1 Introduction

This year, team homer@UniKoblenz became RoboCup@Home world champion for the fourth time. This makes our team the most successful team in the Open Platform League of the RoboCup@Home!

Team homer@UniKoblenz started in 2008 by borrowing rescue robot “Robbie” from our prior existing RoboCup Rescue team for their own participation in a so far unknown at home environment. The next year homer@UniKoblenz participated for the first time with their own robot “Lisa”. Thanks to the endeavors of the team leaders and the commitment of all team members over time we managed to be among the top 5 teams frequently. As our team that arises from new students every year, going beyond the 5th place was not easy. We had to develop strategies to teach and mentor new students and allow them to start being productive after a short introductory period. Most importantly, we had to come up with a software architecture and organization structure, which enable programming on different abstraction levels and, despite their complexity, are easy to comprehend and to learn for new team members. In this paper we first present our strategies and solutions to overcome common challenges. We provide several software package used by our team during the competition and give an insight on how we collect data for object recognition. We hope all of these will serve as guidelines for new teams. Finally, we discuss our demonstration in the finals of 2019 and describe the results of the competition.

2 Team homer@UniKoblenz

The key to success in a competition is a good team. Here we describe our selection process for new team members and give an overview over our robotics hardware.

2.1 Members

In our case only one academic employee is working with Lisa. That employee is the team leader and conducts research for his PhD thesis on Lisa. Since the major part of the team is formed by students and there is only a limited amount of persons, which can be effectively supervised, these students have to be selected carefully. Thus, students have to write a formal application and will be invited to an interview. The application process is necessary in order to identify especially those students, which are most motivated and willing to put extensive work into the project. A student does not have to be exceptionally talented in any field to be accepted. The main requirement is to show motivation and willingness to learn. Two weeks before the start of the course all selected students participate in a daily training to learn the basics of version control, operating the robots and using ROS. The goal is to enable the students to work on their own with the robots. This is achieved by using a modular software architecture with different abstraction levels. Please consult [1, 2] for details on the organization of our software. During the course focus is put on preparations for the competition. In two weekly meetings the team analyzes the requirements of the different tests and develops strategies to solve them. Over the years we reduced the amount of formal requirements engineering and software specifications to a minimum in favor of agile and permanent development. We integrate Jenkins as a build server for continuous, multi-architecture integration and deployment. Further, at all times students are encouraged to test their code using the robots at place with real sensor data or recorded ones, e.g. from ROS bagfiles. On a regular basis we organize simulated RoboCup events at which each RoboCup task is tested and scored according to the current rules. This allows to honestly assess the progress made during the course.

2.2 Robots

We use a custom built robot called Lisa and a PAL Robotics TIAGo [3] depicted in Fig. 1. Each robot is equipped with a workstation notebook with an 8 core processor and 16 GB RAM. We use Ubuntu Linux 16.04 and ROS Kinetic. Each robot is equipped with a laser range finder and wheel encoders for navigation and mapping. Further, both robots have a movable sensor head with an RGB-D camera and a directional microphone. Lisa features a 6-DOF robotic arm (Kinova Mico) for mobile manipulation. The end effector is a custom setup and consists of 4 Festo Finray-fingers. An Odroid C2 mini computer inside the casing of Lisa handles the robot face and speech synthesis. In contrast to Lisa, TIAGo is able to move its torso up and down and has a wider working range. This allows TIAGo to use his 7-DOF arm to reach the floor, as well as high shelves.

Fig. 1.
figure 1

The robots Lisa (left) and TIAGo (right). We use Lisa first and foremost for human robot interaction related tasks. The 10 in. screen supports guided interactions. TIAGo is used mainly as a mobile manipulation platform. The work range is far higher and the arm controllers are more reliable.

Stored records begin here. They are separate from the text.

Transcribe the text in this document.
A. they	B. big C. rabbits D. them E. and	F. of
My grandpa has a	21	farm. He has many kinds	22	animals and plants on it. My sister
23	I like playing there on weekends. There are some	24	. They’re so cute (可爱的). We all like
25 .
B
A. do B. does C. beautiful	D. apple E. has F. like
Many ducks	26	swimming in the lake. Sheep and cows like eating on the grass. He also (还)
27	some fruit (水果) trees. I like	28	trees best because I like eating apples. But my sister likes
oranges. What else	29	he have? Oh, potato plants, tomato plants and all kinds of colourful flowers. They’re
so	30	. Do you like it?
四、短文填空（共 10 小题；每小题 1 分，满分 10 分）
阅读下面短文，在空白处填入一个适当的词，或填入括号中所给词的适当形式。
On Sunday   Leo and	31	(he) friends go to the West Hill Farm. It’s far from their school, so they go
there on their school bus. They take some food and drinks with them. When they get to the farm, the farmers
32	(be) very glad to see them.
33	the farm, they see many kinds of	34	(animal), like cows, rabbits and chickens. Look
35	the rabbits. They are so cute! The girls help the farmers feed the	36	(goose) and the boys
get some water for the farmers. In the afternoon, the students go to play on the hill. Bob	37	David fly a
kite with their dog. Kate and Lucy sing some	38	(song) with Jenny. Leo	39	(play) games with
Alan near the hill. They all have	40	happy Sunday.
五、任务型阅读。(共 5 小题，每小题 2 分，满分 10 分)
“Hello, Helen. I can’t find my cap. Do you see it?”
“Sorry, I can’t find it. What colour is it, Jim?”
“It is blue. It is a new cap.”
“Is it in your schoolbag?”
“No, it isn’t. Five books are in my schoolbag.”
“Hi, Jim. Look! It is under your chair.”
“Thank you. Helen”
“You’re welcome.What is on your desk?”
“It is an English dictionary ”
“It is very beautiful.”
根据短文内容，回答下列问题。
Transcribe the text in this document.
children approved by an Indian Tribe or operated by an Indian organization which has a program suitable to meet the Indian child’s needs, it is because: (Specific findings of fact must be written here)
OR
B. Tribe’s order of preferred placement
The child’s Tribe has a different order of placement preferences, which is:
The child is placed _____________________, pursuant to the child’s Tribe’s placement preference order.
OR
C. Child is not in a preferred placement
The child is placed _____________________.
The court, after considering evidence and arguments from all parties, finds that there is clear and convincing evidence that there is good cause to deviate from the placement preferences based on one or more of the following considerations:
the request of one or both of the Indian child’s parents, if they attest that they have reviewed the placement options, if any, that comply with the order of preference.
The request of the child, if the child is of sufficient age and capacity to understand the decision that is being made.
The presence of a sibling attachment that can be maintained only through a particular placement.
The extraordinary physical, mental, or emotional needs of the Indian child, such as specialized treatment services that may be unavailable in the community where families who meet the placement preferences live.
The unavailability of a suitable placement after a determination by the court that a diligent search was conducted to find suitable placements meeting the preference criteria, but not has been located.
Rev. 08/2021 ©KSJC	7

3 Contributing Software and Dataset

We omit a detailed description of the current approaches used by our team as these can be found in recent team description papers. Instead, in this section we focus on our contributions in the form of released software and dataset. We hope, this will help new teams to catch up with the evolved RoboCup@Home community and allow them to participate and reach a similar performance level more easily.

3.1 Software

We started releasing our packages for ROS in our old repositoryFootnote 1. Now we decided to make our contributions more accessible through our GitHub profileFootnote 2. This includes custom mapping and navigation packages, a robotic face, integration to different text to speech systems and gesture recognition. In [2, 4] we describe in detail how new teams can create an autonomous robot capable of mapping, navigation and object recognition using our released software. Currently, as deep learning has become the state of the art in vision, we are also adopting these methods. Meanwhile, our point cloud recognition software with recent enhancements is described in [5] and can also be found on GitHubFootnote 3. As development continues, we plan to release more packages and instructions on how they can be used.

Fig. 2.
figure 2

Examples from the RoboCup 2019 dataset. We recorded backgrounds like in (a) and labeled images containing objects like e.g objects of the class fruits in (b). The labeled objects are then augmented under a variety of transformations and then mapped onto the recorded background images (c).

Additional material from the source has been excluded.